An article on GOOD News suggests that “with 5.6 million people and counting, the Move Your Money campaign worked.” According to an analyst quoted in the article:
“if we assume that the average American family has $3,800 in the bank, and we assume that only 300,000 of the 5.6 million people who moved had even that much, that’s more than a billion dollars divested from big banks. In the end, it won’t stop them from chugging along, but it proves that a concerted effort to change the status quo can be worth a lot, literally and figuratively.”
My take: There are a few statements here that might not stand up to scrutiny.
1.To say that the number of people that have switched account is 5.6 million and counting, suggests the “movement” is still active. It’s certainly true that people switch banks everyday, but there’s no evidence that the rate of switching is anywhere near the rate it was in the month leading up to BTD.
2. I’m having a little trouble with the claim that it was the Move Your Money campaign that worked. My understanding is that the MYM was started long before Q3 2011. Attributing the success of the late 2011 switches to this campaign seems disingenuous to me.

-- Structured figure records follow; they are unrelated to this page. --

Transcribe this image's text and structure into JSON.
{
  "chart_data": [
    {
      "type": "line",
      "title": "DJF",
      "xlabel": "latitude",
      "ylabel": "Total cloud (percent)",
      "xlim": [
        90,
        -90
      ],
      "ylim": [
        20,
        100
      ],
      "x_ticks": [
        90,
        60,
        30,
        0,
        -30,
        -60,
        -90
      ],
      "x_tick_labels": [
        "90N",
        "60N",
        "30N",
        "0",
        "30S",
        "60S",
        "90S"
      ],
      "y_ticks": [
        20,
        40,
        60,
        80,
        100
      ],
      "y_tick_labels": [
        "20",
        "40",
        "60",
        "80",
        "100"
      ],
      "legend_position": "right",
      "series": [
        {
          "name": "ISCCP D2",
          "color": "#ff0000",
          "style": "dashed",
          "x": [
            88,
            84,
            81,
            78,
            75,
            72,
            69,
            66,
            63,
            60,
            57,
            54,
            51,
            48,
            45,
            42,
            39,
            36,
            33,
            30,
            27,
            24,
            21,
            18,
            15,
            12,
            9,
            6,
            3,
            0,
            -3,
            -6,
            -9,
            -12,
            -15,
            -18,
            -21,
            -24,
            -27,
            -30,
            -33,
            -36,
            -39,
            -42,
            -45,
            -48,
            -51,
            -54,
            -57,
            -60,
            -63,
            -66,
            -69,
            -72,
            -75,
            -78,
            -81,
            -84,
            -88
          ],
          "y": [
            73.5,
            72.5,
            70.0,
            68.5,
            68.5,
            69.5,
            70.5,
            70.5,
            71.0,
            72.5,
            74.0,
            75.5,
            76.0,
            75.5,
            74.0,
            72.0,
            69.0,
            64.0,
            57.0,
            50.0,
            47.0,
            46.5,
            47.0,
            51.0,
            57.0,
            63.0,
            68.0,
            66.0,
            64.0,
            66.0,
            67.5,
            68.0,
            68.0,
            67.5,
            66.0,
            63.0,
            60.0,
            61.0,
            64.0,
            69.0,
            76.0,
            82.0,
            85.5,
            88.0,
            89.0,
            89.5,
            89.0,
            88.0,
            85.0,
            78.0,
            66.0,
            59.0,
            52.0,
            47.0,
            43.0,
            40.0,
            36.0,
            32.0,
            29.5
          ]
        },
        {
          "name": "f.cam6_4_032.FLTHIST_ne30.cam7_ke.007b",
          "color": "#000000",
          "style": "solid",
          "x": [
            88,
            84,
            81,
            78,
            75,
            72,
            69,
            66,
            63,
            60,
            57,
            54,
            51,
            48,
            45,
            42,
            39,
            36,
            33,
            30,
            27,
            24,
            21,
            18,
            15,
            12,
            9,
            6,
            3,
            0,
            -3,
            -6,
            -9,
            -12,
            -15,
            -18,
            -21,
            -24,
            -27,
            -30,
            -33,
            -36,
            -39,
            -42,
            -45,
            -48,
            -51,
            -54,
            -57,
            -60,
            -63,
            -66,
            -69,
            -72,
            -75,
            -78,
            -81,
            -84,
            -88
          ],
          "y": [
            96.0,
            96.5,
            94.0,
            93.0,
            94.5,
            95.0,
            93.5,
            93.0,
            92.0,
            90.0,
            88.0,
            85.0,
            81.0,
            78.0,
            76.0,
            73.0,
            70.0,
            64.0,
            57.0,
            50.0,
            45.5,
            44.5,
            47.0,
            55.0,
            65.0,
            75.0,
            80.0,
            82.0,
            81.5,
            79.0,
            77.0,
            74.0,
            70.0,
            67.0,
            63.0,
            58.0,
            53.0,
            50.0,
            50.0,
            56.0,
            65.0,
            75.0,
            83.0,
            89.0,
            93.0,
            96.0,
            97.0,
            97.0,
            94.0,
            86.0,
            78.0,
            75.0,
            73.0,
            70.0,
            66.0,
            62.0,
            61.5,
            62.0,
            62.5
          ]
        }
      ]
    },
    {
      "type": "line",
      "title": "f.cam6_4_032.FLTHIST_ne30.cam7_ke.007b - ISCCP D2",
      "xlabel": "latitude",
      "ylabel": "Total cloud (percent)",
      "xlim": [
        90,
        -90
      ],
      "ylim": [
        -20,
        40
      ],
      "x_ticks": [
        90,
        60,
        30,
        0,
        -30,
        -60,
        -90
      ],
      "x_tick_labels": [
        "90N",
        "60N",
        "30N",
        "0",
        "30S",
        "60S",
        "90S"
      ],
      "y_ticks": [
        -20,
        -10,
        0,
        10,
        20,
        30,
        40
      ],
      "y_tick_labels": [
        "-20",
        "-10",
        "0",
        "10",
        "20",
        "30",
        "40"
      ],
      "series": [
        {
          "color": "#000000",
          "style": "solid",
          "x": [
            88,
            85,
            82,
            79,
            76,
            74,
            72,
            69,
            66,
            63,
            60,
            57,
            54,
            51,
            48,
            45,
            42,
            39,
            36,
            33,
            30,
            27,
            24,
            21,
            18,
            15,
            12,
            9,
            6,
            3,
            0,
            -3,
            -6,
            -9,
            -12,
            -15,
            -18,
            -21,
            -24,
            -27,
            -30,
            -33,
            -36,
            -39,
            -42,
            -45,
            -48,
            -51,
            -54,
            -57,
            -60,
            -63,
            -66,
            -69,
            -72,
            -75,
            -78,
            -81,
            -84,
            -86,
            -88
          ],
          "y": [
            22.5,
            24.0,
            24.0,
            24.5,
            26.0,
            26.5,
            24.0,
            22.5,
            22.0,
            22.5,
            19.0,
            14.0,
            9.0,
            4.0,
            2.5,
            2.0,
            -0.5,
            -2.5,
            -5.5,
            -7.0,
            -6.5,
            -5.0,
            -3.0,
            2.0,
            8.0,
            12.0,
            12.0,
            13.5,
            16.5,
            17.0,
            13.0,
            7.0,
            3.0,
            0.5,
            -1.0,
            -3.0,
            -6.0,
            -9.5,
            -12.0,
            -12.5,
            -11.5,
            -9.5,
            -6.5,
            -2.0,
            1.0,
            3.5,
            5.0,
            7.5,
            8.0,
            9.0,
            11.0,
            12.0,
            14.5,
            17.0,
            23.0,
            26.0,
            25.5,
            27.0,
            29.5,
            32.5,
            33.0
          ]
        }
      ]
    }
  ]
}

3. The comment that a billion dollars divested from big banks is “worth a lot, literally and figuratively” doesn’t hold water. As of the end of September 2011, the 5 largest U.S banks — or what the article despicably calls the “predatory” banks — had a little more than $4 trillion in deposits. A billion dollars is 0.03% of that. Let me put that in perspective for you: As a percentage of my annual salary, I spend more than 0.02% when I take my family out for dinner. Even if $10 billion came out of the top 5 banks, we’re still not even talking a quarter of one percent of the deposits they have.
Why is this important?
Because credit unions are deluding themselves, and missing the more important picture.
While they obsess over painting large banks as Doofenshmirtz Evil Incorporated, the $1 billion leaving the big banks pales in comparison to the $30-40 billion leaving the system.
In an Aite Group report that I’ll be publishing next week, I’ll define a segment of consumers I call the Debanked: Mainstream consumers who willingly opt out of the traditional banking system, taking their $30-40 billion with them to alternative financial services providers.
These people aren’t just leaving big banks, they’re leaving all banks and credit unions behind. And these are not disadvantaged, uneducated consumers. They’re highly educated, employed, make decent money, and they’re young.
I don’t have the data to prove it,but I’m betting many of the Debanked aren’t aware of credit unions and the alternative they provide.
CU professionals can go on patting themselves on their backs for a supposed “job well done” regarding Bank Transfer Day (even though most credit unions didn’t actually do anything), but it’s all quantipulation as far as I’m concerned.